Sheu B S, Yang H B, Su I J, Shiesh S C, Chi C H, Lin X Z
Department of Internal Medicine, National Cheng Kung University Hospital, Tainan, Taiwan.
Gastrointest Endosc. 1996 Dec;44(6):683-8. doi: 10.1016/s0016-5107(96)70052-4.
We studied whether different initial bacterial densities of Helicobacter pylori would alter the eradication rate of H. pylori by triple therapy (amoxicillin 500 mg t.i.d. and metronidazole 500 mg t.i.d. for 14 days; bismuth subcitrate 120 mg t.i.d. for 28 days) in patients with duodenal ulcer bleeding.
One hundred thirty-six cases with duodenal ulcer bleeding and H. pylori infection (proved by rapid urease test and histology during emergency endoscopy) were studied. One hundred twenty-seven of these patients completed a course of triple therapy. In each case, anti-H. pylori IgG titer, gastric biopsies for H. pylori density (score 1 to 5), and evaluation of severity of gastritis were collected at the first endoscopy and 1 month after completion of the triple therapy.
The ulcer healing rate was 84.3% (107 of 127) at the time of the second evaluation. The eradication rate of H. pylori was 76.4% (97 or 127). Eradication for H. pylori failed in 30 cases. In these eradication failure cases, initial serologic titer and density of H. pylori were higher than those of eradication success cases. The eradication rate of H. pylori decreased as the initial density of H. pylori increased (density of H. pylori: 1, 88.3%; 2, 83.8%; 3, 74.2%; 4, 68%; 5, 50%). At the second evaluation, the serologic titer was lower and continued to decline in eradication success cases whose mean residual titer ratio (100% x follow-up titer/initial titer) was lower than that of eradication failure cases (57.1% +/- 14.6% vs 107.1% +/- 24.1%, p < 0.001). The mean residual titer ratio also disclosed an upward trend as the density of H. pylori increased (density of H. pylori 1 to 5: 57.5%, 66.6%, 73.5%, 75.3%, 81.8%, respectively).

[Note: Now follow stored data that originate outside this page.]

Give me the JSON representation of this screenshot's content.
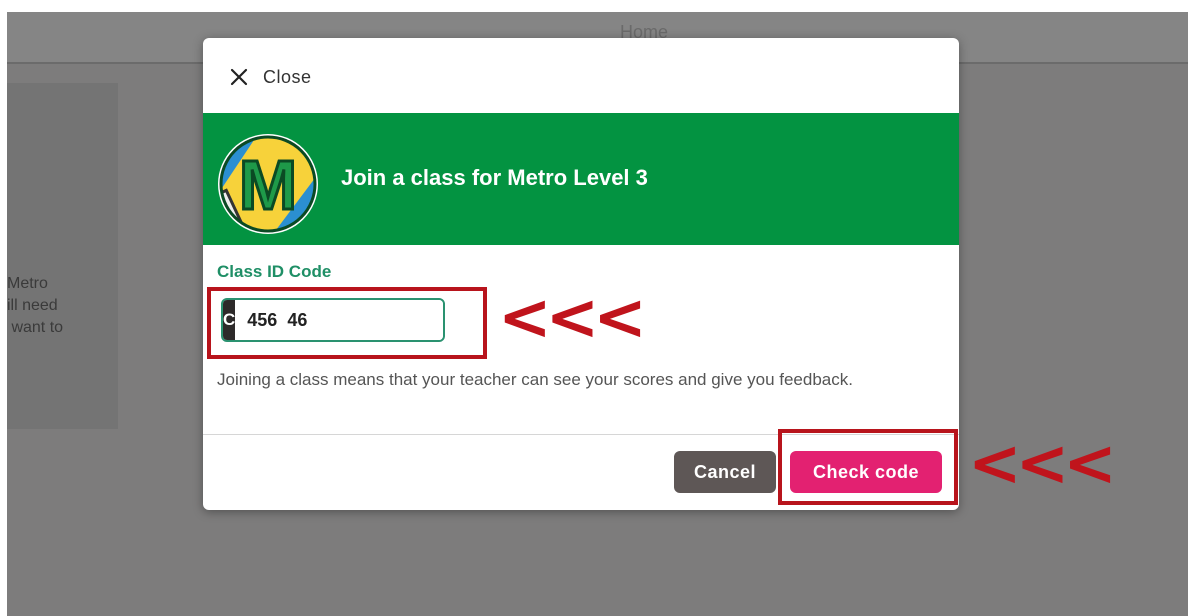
{
  "background": {
    "header_title": "Home",
    "card_text": "Metro\nill need\n want to"
  },
  "modal": {
    "close_label": "Close",
    "banner_title": "Join a class for Metro Level 3",
    "logo_letter": "M",
    "field_label": "Class ID Code",
    "code_prefix": "C",
    "code_value": "456  46",
    "help_text": "Joining a class means that your teacher can see your scores and give you feedback.",
    "cancel_label": "Cancel",
    "check_label": "Check code"
  },
  "annotations": {
    "arrow_text": "<<<"
  },
  "colors": {
    "banner_green": "#039341",
    "accent_pink": "#e32171",
    "annotation_red": "#b8141c",
    "label_teal": "#1f8f66"
  }
}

We suggest routine gastric biopsy to detect both the presence of H. pylori and its density inasmuch as quantitative results may predict the usefulness of triple therapy. The higher the H. pylori density, the less effective triple therapy will be at successful eradication of H. pylori.
我们研究了十二指肠溃疡出血患者中幽门螺杆菌不同的初始细菌密度是否会改变三联疗法(阿莫西林500毫克,每日三次,甲硝唑500毫克,每日三次,共14天;枸橼酸铋钾120毫克,每日三次,共28天)对幽门螺杆菌的根除率。
对136例十二指肠溃疡出血且幽门螺杆菌感染(急诊内镜检查时通过快速尿素酶试验和组织学证实)的患者进行研究。其中127例患者完成了一个疗程的三联疗法。在每例患者中,在首次内镜检查时及三联疗法完成后1个月收集抗幽门螺杆菌IgG滴度、用于检测幽门螺杆菌密度的胃活检标本(评分1至5分)以及胃炎严重程度评估。
第二次评估时溃疡愈合率为84.3%(127例中的107例)。幽门螺杆菌根除率为76.4%(127例中的97例)。30例患者幽门螺杆菌根除失败。在这些根除失败的病例中,幽门螺杆菌的初始血清学滴度和密度高于根除成功的病例。幽门螺杆菌的根除率随着幽门螺杆菌初始密度的增加而降低(幽门螺杆菌密度:1级,88.3%;2级,83.8%;3级,74.2%;4级,68%;5级,50%)。在第二次评估时,根除成功病例的血清学滴度较低且持续下降,其平均残余滴度比(100%×随访滴度/初始滴度)低于根除失败病例(57.1%±14.6%对107.1%±24.1%,p<0.001)。平均残余滴度比也随着幽门螺杆菌密度的增加呈上升趋势(幽门螺杆菌密度1至5级分别为:57.5%、66.6%、73.5%、75.3%、81.8%)。
我们建议进行常规胃活检以检测幽门螺杆菌的存在及其密度,因为定量结果可能预测三联疗法的有效性。幽门螺杆菌密度越高,三联疗法成功根除幽门螺杆菌的效果就越差。